The set went viral. Louie C.K. published the comedy album on his website. I don’t want to make too many sweeping generalizations about Tig’s career, but the album seemed to resonate in ways that her comedy had not before. In the album at one point Tig says, “What if I just transitioned into real jokes?” and members of the audience shouted out, “No! This is amazing.”

There is something special about the set she did, and it represents an interesting trend in comedy that could even demonstrate general trends in television and popular cultural tends.

Personal narrative seems to be driving comedy in a more intense way than ever before.The set was praised by comedians, hailed by critics, and catapulted Tig as a sort of cult comedy hero. Since that set, Tig’s career has exploded. The story about the set and the surrounding year was chronicled in a Netflix documentary. The year was recorded in her memoir, “I’m just a person.” Tig now has a show on Amazon that deals with these highly personal issues called “One Mississippi.”

Tig is not just a standup who talks about cancer.
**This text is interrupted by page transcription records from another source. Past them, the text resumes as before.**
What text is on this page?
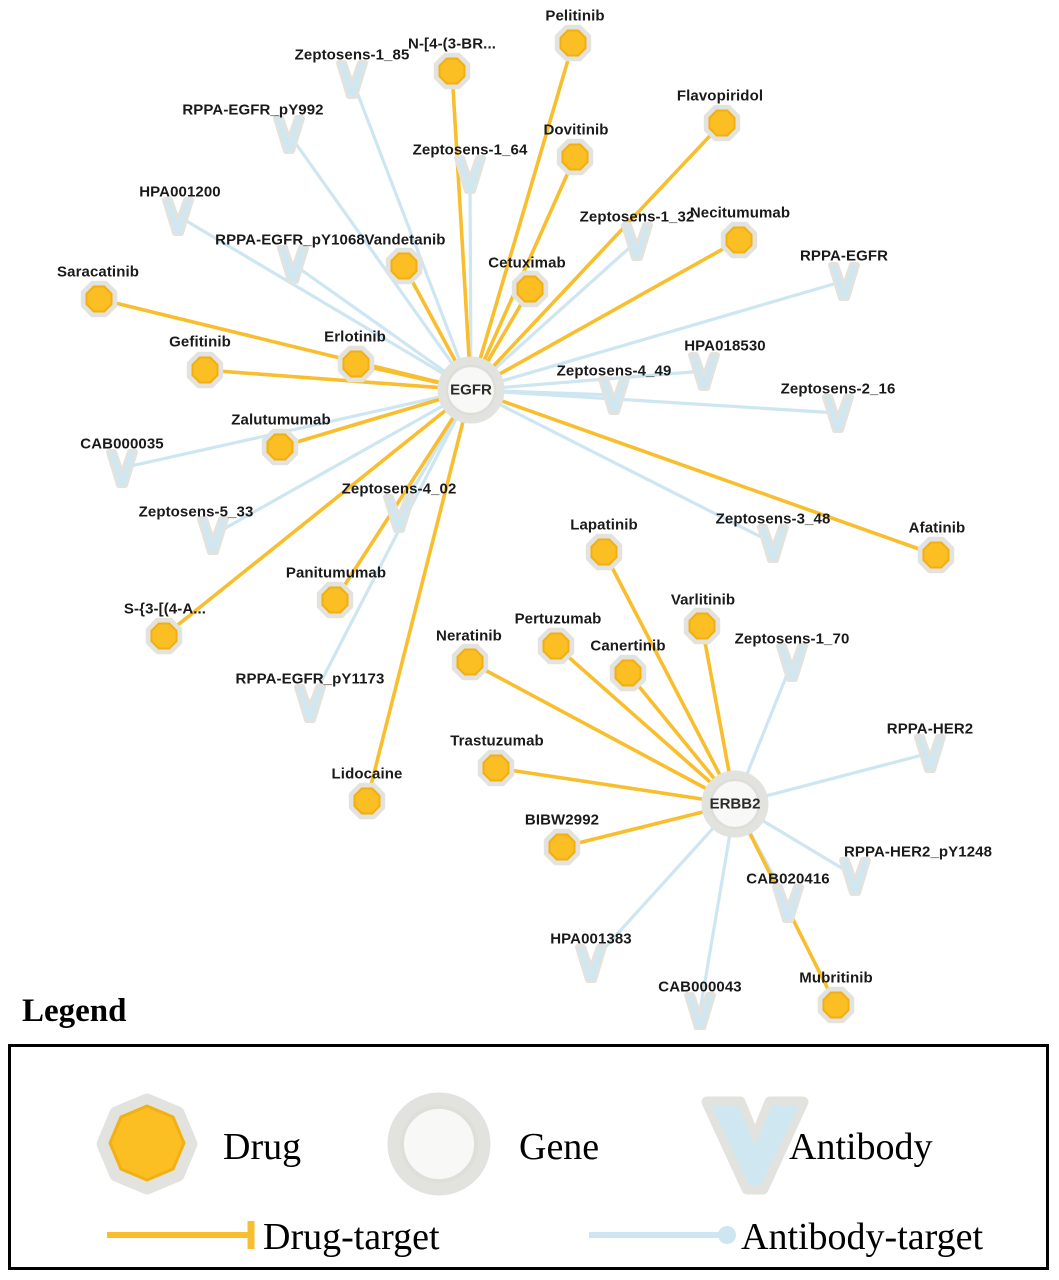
Zeptosens-1_85
RPPA-EGFR_pY992
Zeptosens-1_64
HPA001200
Zeptosens-1_32
RPPA-EGFR_pY1068
RPPA-EGFR
HPA018530
Zeptosens-4_49
Zeptosens-2_16
CAB000035
Zeptosens-4_02
Zeptosens-5_33	Zeptosens-3_48
Zeptosens-1_70
RPPA-EGFR_pY1173
RPPA-HER2
RPPA-HER2_pY1248
CAB020416
HPA001383
CAB000043
Pelitinib
N-[4-(3-BR...
Flavopiridol
Dovitinib
Necitumumab
Vandetanib
Cetuximab
Saracatinib
Erlotinib
Gefitinib
Zalutumumab
Afatinib
Lapatinib
Varlitinib
Panitumumab
S-{3-[(4-A...
Pertuzumab
Neratinib
Canertinib
Trastuzumab
Lidocaine
BIBW2992
Mubritinib
EGFR
ERBB2
Legend
Drug	Gene	Antibody
Drug-target	Antibody-target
She’s incredibly dry deadpan style that began her career. Her standup special “Boyish Girl Interrupted” tackles her personal tragedies, but mostly demonstrates Tig’s dry style and ability to take a silly story and make it into a ten minute long bit.
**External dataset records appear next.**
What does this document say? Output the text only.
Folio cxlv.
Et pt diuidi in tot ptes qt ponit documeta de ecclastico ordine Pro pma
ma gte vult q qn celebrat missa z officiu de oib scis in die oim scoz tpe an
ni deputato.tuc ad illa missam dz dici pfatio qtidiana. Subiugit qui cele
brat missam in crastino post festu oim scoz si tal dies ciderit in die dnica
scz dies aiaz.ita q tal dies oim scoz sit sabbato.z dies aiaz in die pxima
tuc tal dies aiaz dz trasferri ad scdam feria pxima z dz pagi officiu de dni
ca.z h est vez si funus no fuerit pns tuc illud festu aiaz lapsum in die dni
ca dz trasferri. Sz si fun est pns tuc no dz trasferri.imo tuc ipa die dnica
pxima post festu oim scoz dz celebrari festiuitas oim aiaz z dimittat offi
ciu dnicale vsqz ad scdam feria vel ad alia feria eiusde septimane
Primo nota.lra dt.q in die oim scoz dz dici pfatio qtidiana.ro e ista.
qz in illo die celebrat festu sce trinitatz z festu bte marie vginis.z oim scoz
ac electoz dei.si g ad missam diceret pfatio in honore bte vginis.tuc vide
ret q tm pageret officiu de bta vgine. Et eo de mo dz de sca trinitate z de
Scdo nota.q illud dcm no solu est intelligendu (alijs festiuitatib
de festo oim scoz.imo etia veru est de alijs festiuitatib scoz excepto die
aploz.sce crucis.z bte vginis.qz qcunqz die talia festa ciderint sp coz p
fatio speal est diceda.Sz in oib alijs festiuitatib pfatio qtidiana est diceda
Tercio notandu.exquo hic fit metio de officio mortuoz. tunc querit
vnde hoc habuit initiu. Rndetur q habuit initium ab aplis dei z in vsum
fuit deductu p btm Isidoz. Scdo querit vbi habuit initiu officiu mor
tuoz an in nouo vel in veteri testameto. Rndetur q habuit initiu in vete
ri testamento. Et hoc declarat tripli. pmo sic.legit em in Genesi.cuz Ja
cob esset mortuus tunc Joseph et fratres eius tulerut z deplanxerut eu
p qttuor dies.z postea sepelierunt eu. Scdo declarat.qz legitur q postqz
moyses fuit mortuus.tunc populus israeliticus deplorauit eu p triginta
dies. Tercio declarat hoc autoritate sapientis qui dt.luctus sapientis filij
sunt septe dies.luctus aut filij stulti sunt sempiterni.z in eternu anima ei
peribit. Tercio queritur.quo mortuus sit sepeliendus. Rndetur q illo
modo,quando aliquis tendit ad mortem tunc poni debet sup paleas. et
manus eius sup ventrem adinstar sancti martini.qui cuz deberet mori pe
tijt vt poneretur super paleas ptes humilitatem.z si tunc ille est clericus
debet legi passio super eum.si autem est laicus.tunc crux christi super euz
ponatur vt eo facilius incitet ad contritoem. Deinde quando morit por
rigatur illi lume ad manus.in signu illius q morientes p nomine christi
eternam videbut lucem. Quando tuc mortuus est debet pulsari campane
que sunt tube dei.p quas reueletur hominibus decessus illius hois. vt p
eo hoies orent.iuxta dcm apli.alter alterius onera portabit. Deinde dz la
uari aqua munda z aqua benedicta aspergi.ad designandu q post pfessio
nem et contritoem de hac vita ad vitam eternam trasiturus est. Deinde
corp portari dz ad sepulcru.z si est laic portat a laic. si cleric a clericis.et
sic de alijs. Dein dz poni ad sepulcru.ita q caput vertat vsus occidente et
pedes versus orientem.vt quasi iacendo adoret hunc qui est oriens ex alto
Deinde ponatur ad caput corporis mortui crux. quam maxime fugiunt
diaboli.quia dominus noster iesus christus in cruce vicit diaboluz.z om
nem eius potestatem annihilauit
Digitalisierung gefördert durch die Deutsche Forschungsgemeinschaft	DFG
This bit on Conan is great, because it addresses her cancer, but it’s not serious. Before I explored Tig’s catalogue, I avoided her because I thought of her as “serious dreary comedian.” But even though a lot of her material tackles serious issues, she also spends most of her time doing silly bits like this.

So her personal narrative is not all Tig relies upon. But it is what gave her a multi-platform career. She is not alone in this. Louie C.K.’s personal style is conveyed both in his standup and his FX show, “Louie.” Pete Holmes, a standup, has a new show coming out HBO chronicling his early years of becoming a standup comedian and the personal trials he went through at the time.

Is personal narrative essential to the multiple platform comic? This is what I will aim to explore over the course of the semester.